Nos confrères aux Seychelles nous expliquent de leur côté que ce n’est qu’hier que la vidéo du sarcasme de Pravind Jugnauth a commencé à circuler sur les réseaux sociaux et qu’il faudrait attendre pour savoir si le gouvernement seychellois réagirait.

Quand Ramgoolam avait traité les réunionnais de «nation d’assistés»
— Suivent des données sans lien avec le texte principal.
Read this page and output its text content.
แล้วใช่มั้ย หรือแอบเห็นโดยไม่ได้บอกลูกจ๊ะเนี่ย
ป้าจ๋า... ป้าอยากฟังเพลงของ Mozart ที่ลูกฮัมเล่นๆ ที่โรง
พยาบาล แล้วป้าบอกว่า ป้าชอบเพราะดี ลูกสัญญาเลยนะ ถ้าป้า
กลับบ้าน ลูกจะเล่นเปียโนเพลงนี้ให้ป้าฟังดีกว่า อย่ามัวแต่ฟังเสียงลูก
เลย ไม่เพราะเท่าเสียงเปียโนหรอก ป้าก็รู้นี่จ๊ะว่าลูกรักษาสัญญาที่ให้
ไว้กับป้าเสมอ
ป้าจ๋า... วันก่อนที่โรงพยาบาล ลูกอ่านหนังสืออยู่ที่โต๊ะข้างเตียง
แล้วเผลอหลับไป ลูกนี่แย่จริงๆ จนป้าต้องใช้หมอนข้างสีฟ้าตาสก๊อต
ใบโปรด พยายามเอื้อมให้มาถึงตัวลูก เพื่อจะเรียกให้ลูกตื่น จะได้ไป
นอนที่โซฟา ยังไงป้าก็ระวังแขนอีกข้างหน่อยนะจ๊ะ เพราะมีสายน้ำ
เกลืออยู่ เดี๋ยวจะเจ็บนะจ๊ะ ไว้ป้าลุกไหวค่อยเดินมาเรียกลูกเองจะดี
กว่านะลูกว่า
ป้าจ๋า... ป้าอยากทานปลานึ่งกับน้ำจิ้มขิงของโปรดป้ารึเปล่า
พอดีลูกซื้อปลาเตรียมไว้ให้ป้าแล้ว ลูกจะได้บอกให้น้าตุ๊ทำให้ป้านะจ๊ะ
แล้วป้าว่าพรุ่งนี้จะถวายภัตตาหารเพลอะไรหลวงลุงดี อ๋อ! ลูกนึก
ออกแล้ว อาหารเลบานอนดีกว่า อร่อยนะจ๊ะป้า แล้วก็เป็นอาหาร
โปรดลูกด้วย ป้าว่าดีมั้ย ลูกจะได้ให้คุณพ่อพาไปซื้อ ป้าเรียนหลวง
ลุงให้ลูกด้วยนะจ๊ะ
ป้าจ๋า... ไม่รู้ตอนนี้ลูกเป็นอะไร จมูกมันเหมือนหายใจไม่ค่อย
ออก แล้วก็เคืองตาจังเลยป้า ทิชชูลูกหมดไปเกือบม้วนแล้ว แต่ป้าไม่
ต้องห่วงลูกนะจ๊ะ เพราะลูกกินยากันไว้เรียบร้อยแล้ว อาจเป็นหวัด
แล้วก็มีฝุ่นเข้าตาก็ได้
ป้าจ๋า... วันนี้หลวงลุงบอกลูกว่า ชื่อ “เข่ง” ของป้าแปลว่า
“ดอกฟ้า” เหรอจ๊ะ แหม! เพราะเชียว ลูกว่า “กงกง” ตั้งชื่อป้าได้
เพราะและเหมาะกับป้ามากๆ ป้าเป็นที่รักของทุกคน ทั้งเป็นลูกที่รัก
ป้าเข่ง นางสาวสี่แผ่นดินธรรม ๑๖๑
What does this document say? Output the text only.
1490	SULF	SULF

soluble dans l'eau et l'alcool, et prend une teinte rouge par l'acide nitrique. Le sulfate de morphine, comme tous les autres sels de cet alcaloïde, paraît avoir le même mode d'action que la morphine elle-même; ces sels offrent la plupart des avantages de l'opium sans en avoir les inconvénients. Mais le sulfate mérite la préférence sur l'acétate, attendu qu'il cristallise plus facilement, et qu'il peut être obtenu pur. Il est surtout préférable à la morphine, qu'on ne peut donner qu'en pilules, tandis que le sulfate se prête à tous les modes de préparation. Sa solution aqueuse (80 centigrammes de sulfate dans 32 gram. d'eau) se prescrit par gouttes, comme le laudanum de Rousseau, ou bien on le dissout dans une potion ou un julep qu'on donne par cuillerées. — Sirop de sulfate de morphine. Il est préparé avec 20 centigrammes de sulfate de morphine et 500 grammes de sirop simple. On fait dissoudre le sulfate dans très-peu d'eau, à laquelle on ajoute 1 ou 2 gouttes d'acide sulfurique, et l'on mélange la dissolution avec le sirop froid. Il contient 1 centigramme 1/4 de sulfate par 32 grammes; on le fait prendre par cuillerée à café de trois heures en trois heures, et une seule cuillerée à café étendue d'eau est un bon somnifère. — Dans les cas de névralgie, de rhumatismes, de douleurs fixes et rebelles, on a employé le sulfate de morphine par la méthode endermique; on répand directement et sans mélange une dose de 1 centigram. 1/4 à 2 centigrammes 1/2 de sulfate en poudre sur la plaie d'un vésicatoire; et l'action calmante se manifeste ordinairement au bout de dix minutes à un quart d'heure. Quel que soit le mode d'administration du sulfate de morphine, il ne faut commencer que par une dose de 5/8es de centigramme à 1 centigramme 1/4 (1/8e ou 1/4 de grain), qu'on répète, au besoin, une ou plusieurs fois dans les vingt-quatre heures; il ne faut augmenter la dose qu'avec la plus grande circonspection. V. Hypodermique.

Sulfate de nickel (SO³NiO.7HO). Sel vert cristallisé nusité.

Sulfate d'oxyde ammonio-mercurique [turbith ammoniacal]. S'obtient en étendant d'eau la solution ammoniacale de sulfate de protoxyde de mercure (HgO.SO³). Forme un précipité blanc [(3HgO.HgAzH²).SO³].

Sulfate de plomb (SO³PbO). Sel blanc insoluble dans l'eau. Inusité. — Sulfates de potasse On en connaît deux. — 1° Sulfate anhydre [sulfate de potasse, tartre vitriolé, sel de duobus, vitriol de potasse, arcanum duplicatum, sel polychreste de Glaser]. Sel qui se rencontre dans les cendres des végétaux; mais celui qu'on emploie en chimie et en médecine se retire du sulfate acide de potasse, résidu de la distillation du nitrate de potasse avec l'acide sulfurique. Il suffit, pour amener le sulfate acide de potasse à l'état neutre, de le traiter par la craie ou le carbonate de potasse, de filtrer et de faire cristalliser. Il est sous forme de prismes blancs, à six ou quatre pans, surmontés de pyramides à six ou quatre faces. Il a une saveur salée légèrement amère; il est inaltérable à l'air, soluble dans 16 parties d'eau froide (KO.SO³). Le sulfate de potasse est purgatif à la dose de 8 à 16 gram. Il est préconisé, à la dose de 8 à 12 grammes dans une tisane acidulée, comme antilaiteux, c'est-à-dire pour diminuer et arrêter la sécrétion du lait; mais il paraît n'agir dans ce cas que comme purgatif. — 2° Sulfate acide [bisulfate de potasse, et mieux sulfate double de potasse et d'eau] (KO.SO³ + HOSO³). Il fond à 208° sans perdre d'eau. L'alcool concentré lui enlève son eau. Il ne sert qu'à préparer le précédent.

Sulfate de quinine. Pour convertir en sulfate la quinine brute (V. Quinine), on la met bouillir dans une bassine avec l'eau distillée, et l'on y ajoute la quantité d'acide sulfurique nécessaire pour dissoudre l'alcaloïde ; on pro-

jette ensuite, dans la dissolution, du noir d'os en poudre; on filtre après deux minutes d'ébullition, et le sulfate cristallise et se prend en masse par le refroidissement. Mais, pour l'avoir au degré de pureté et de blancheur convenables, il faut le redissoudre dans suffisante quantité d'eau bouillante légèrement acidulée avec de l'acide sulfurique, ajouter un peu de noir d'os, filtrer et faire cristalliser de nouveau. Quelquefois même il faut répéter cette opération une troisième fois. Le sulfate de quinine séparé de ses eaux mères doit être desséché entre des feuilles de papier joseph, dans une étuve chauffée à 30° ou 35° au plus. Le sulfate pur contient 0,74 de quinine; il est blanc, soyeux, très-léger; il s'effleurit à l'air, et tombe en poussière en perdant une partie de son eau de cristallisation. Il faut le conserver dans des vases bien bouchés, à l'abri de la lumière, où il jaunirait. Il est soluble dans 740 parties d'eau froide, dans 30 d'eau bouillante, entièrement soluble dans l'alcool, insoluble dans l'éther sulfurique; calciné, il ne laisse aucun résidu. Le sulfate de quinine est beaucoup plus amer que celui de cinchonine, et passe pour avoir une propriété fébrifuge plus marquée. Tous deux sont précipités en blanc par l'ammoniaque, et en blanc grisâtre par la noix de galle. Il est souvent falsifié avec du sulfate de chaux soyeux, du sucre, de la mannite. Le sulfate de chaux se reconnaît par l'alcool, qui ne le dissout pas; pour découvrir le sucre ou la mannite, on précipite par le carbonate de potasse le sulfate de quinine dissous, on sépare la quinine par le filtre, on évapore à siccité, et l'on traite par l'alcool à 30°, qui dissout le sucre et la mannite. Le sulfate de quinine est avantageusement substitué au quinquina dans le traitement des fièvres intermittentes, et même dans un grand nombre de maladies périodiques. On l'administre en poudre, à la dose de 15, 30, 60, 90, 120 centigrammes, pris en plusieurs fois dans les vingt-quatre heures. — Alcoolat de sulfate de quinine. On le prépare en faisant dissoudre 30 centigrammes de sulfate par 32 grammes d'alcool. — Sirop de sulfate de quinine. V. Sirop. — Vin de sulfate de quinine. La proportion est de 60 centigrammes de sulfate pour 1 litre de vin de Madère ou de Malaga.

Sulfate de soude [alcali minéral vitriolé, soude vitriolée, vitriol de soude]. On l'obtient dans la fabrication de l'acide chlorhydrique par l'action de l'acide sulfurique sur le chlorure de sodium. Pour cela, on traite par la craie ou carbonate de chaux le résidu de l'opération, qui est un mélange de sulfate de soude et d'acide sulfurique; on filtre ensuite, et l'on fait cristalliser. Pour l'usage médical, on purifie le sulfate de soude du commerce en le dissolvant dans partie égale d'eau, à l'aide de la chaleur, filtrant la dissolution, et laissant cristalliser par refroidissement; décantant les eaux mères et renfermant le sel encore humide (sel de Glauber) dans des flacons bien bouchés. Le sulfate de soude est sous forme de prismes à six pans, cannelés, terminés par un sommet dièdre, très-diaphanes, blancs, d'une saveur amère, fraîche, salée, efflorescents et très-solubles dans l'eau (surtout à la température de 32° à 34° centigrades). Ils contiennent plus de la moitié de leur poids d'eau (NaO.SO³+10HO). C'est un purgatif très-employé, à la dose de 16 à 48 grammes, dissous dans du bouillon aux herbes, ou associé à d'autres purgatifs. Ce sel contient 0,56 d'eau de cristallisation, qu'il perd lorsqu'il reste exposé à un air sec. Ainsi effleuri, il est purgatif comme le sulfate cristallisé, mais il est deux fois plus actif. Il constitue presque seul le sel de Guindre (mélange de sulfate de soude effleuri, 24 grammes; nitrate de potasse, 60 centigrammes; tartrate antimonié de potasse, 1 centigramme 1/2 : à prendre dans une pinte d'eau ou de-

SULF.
Pravind Jugnauth n’est pas le premier Premier ministre mauricien à s’embourber dans une bourde diplomatique avec un pays ami de la région. En 2011, Navin Ramgoolam avait, lors d’une cérémonie de remise de compensation à des ex-travailleurs d’usines sucrières à Arsenal, affirmé : «Je ne tolérerai pas que certaines personnes agissent comme si nous étions une nation d’assistés. C’est pourquoi je veux aider ceux qui font des efforts. Sarkozy a demandé aux Réunionnais pourquoi ils n’agissent pas comme les Mauriciens. Pourquoi doit-il à chaque fois verser de grosses sommes d’argent aux Réunionnais.»

Une déclaration qui a fait polémique à l’île sœur, au point où certaines voix s’étaient fait entendre pour que les Réunionnais boycottent la destination mauricienne. Navin Ramgoolam avait maintenu que c’est bien ce que lui avait dit Nicolas Sarkozy, alors président de la France. Ce dernier avait, un an plus tard, démenti, dans une interview accordée à un journal réunionnais avoir dit cela à Navin Ramgoolam.